The core concept of "Anchors and Encores" is about balancing foundational, unchanging principles with the ongoing application, reinforcement and revisiting of those principles in the latest technologies.

Anchors represent the fundamental ideas, concepts, or principles that serve as the stable, reliable foundation of a field or discipline. These are the core ideas that remain relevant over time, offering stability and context regardless of advancements or changes in technology.

Encores refer to the repeated efforts of technology to solve the same challenges, often driven by new tools or methods, nevertheless facing some variation of age old problems leading to cycles of innovation around underlying unchanging needs.

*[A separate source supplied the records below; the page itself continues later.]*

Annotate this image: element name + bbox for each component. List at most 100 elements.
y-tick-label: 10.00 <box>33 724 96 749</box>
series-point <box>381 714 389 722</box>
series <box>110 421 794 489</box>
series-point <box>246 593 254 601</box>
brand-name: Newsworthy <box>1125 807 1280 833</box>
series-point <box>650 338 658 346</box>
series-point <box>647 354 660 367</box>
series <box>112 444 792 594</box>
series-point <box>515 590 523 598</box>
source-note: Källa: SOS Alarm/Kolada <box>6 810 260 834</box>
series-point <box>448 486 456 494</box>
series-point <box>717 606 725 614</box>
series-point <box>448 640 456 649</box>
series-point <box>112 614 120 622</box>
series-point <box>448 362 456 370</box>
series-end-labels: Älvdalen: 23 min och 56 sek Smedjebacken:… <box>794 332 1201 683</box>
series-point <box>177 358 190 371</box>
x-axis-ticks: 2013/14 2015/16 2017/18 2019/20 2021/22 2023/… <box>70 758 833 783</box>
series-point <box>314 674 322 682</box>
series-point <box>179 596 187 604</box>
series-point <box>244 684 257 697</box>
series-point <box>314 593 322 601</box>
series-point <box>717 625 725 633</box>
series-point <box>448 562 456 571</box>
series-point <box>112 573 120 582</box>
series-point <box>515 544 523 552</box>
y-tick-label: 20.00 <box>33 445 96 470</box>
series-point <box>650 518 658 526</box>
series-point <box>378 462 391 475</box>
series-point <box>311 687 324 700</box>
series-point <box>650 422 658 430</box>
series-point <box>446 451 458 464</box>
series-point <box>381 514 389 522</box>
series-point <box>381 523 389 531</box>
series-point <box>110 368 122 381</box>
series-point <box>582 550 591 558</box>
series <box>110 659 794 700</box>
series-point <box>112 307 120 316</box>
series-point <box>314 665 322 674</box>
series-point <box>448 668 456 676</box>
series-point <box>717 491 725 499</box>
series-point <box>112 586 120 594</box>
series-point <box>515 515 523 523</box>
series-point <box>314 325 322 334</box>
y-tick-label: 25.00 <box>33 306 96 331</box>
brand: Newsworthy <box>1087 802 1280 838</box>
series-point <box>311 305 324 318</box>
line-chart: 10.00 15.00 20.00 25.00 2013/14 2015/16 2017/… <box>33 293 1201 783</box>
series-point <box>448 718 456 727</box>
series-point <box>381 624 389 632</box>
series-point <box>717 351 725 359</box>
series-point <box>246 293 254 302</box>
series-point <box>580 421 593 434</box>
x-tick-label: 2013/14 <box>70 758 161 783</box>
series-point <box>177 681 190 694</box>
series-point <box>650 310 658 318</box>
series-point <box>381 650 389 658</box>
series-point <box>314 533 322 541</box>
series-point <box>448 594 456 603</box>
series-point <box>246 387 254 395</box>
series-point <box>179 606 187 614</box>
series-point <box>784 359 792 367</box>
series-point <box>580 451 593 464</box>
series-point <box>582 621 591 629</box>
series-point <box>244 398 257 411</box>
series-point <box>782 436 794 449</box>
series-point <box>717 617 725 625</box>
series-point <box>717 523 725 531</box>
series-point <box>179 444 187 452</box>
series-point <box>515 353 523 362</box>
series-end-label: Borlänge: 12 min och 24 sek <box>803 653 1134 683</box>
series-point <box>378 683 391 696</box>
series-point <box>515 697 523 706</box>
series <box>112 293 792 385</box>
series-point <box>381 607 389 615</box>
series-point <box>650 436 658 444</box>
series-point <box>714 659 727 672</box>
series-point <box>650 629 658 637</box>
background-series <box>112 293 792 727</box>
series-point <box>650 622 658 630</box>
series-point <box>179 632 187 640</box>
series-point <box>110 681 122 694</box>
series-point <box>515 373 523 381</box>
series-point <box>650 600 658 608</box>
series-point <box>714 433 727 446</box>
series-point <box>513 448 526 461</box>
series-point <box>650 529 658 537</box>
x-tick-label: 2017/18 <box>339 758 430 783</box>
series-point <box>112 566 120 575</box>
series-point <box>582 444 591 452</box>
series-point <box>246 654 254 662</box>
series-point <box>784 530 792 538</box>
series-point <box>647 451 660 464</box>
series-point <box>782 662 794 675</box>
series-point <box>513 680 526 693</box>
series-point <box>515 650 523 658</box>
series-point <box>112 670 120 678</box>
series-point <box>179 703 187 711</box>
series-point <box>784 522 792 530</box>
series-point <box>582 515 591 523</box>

Together, anchors provide a stable foundation, while encores highlight the repetitive nature of technological progress and the ongoing attempts to address long-standing problems.

Who needs this?

  1. The general reader who wants to look beyond the abstraction that has been carefully created around every single major computing technology of the past half decade. Google simplified web search by distilling complex link relationships into a single text box, just as decades later, ChatGPT would do the same for human language by leveraging massive computational power to predict the most likely next words based on vast textual data. But how does it all come about? If you have ever seriously asked that question, then this book is for you. It also probably means that you may be considering a move into the field of data science. This will serve as a solid introduction to key elements of the technologies associated with managing and handling data in organizations today.
  2. The newly minted data practitioner who migrated into the field of data science and never developed a foundational understanding of computer science principles. Written by an electrical and computer engineer who has been on a sojourn in the world of business data, this work presents some foundational concepts that I brought with me, along with relevant history that have helped me navigate my work insightfully. I am confident they will help you too.
  3. The experienced data scientist who sometimes feels overwhelmed by the neverending changes in the field of data science and would like to gain a timeless perspective about the core building blocks of the technologies they must wrestle with constantly in creating value from organizational data assets.
  4. The disrupting futurist who wants to rethink the fundamentals of modern computing for any possible number of reasons. For instance, to create replacements and alternatives to existing systems that are freed from some of the corporate and geographical legacies of modern computing. This is the afro-futurist in me speaking.

How was this book developed?

The foundational ideas of the content for this book were developed while preparing to teach a class on Big Data and Data Science to Masters of Business Analytics students at the University of Utah. After taking a look at the existing curriculum for the course from previous semesters, and being told that many of the students who took the class did not always have a technical background, I had two major questions. What are the things that I would like students to know about computing and big data BEFORE being told how to wrangle data using the pydata stack and other software packages. I wrote down a few of those things and captioned them ‘Big Ideas’ and allocated one to each week throughout the semester. Preparing to talk about each of these topics in detail sparked a deeper interest in thinking broadly about how certain fundamental ideas about computing technology remained unchanging even in the light of multiple new and improved approaches that had been developed, as embedded in new technologies. My second question pertained to the reality that the field of data science is such a rapidly changing and evolving field. What are the things that are less likely to change about the problems being solved by big data technology EVEN AS frameworks, packages, tools constantly change and get replaced. The combination of these two questions led me to the idea of ‘anchors’ and ‘encores’. In a world where every single domain is constantly faced by rapid changes, many times due to some influence of technology, anchors and encores represents my offer of conceptual sanctuary, from which the reader can build clarity about the field of big data and related technologies.

About the Author

Acknowledgements

Dedication

This book is dedicated to my mom, Comfort Agogo, who is battling cancer at the time I am writing this message. Feb, 20, 2025.